Unutulmamalıdır ki, bazı durumlarda dış belirtiler tamamen yok olabilir.

Aşağıdaki belirtiler ortaya çıkarsa, hastayı mümkün olan en kısa sürede tıbbi bir tesise götürmek veya evinden bir ambulans ekibi çağırmak gerekir:

  • derin ve hızlı nefes alma;
  • şiddetli zayıflık - mağdurun yataktan kalkamayacağı kadar;
  • bayılma;
  • bilinç bulanıklığı, konfüzyon.

Bu gibi durumlarda, tüm teşhis ve tıbbi önlemler yoğun bakımda gerçekleştirildi.

Teşhis

"Metabolik asidoz" tanısını koymak için ana önlemler laboratuvar testleridir. Ancak, teşhis süreci Karmaşık bir yaklaşım, böyle bir sorunun oluşum nedenini bulma ihtiyacından kaynaklanır.

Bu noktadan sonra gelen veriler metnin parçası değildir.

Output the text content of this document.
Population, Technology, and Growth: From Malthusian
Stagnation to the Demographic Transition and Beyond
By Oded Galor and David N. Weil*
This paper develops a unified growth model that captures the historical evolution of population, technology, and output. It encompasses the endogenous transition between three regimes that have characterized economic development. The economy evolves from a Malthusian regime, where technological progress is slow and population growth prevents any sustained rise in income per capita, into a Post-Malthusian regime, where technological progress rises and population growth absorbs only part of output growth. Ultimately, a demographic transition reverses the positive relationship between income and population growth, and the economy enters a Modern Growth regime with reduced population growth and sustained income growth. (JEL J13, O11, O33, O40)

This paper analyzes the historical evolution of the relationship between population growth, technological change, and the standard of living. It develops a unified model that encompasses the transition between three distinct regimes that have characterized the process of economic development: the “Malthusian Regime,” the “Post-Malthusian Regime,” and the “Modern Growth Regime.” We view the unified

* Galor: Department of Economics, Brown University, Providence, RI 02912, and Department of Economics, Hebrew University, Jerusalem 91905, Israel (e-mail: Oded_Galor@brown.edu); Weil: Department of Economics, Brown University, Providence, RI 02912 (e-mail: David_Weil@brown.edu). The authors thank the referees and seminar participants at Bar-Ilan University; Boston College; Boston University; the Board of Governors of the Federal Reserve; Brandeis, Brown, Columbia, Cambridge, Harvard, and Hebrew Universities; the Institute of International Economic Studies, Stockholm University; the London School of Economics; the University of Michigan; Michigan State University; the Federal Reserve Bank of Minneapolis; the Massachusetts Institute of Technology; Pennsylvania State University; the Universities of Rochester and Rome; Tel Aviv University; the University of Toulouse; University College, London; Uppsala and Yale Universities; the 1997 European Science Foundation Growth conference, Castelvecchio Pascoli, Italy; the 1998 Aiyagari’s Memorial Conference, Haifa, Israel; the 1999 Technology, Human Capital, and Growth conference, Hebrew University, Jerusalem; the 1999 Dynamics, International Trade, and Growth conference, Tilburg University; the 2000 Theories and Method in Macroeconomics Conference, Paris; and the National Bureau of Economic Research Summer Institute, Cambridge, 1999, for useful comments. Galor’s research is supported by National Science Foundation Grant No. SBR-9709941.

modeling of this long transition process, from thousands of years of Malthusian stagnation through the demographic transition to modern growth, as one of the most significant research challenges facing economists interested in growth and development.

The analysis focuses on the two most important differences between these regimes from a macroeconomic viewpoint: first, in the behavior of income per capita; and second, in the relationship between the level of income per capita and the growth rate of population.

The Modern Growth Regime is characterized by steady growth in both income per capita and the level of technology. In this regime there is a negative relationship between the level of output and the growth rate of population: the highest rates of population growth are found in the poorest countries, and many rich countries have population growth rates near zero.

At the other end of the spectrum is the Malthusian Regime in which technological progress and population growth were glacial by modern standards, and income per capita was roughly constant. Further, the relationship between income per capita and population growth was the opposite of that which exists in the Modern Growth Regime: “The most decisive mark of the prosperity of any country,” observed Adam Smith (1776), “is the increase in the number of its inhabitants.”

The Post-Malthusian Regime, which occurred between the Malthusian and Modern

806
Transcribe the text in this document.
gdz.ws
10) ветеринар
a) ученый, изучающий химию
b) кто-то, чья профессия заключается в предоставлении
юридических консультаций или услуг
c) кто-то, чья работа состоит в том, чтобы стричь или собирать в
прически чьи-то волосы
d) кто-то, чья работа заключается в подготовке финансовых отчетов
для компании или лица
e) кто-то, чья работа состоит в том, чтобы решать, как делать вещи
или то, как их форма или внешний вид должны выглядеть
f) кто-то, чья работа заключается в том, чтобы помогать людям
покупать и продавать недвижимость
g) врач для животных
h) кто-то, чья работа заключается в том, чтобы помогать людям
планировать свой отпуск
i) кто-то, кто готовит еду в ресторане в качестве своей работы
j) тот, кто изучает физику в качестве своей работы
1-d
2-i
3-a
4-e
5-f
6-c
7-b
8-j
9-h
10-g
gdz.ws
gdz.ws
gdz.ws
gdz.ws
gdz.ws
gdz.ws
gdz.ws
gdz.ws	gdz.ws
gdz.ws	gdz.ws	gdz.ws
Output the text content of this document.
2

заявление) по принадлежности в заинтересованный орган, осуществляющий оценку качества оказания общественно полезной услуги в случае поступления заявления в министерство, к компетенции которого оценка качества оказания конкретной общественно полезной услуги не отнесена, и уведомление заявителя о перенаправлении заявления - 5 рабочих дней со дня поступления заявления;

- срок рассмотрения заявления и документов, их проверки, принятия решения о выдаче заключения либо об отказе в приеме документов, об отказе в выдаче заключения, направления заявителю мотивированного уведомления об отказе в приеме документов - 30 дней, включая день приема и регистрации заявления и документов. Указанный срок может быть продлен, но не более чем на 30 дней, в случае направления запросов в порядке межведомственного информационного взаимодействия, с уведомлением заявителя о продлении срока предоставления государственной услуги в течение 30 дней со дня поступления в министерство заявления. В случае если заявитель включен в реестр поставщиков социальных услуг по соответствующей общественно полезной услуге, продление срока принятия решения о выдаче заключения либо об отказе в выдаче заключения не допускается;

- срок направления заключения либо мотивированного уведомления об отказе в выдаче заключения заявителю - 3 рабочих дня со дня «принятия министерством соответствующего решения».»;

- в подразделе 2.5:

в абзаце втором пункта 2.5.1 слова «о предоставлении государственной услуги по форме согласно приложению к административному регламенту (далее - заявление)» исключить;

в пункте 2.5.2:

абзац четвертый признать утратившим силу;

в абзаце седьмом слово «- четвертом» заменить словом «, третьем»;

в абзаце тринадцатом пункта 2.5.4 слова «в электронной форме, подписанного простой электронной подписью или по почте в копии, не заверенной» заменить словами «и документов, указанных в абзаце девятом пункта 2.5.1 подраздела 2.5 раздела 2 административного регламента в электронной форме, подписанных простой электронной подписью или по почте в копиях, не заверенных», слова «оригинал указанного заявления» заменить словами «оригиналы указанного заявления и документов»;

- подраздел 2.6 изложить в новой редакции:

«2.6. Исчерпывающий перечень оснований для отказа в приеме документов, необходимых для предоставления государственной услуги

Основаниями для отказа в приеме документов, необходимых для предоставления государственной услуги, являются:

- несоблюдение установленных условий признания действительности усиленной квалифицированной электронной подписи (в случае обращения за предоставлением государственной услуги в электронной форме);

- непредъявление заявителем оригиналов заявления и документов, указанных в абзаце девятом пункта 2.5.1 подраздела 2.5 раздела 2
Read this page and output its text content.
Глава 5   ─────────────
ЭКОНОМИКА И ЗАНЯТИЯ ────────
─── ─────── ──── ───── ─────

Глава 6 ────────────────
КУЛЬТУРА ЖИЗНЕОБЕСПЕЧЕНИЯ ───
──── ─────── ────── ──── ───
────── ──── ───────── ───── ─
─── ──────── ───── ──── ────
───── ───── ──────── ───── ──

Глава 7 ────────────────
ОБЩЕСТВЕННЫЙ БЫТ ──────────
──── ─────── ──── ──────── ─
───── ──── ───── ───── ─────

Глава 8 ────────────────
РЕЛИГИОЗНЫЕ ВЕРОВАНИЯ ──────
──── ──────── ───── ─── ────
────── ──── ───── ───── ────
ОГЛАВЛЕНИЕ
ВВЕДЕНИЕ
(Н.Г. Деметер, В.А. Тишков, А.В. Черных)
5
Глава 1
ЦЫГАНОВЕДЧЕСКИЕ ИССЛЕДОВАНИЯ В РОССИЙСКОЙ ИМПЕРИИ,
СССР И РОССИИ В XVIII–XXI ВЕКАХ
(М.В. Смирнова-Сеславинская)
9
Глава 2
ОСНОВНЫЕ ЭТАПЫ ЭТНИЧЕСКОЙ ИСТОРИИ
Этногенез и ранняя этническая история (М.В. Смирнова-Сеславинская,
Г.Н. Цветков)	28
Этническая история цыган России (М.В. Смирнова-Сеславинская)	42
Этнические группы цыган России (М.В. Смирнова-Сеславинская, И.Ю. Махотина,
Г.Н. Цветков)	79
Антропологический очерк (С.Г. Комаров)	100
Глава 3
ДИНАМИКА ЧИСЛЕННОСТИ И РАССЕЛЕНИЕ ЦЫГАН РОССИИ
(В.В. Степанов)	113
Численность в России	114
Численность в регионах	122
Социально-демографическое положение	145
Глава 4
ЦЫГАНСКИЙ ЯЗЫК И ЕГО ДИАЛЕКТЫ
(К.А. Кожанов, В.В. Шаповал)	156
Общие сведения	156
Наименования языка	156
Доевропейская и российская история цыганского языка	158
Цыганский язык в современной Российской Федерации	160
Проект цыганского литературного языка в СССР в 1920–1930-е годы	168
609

Birincil tanı şunları içerir:

  • hastalığın tarihini incelemek;
  • belirli bir hastalığın seyri ile ilgili olmayan predispozan faktörlerin etkisini belirlemek için yaşam öyküsünün toplanması ve analizi;
  • cilt ve görünür mukoza zarlarının durumunun değerlendirilmesi;
  • kan basıncı, kalp atış hızı ve vücut sıcaklığının ölçülmesi;
  • hastanın ayrıntılı bir muayenesi - doktorun provokatif hastalığı tanımlamaya da yardımcı olacak eksiksiz bir semptomatik tablo derlemesi için.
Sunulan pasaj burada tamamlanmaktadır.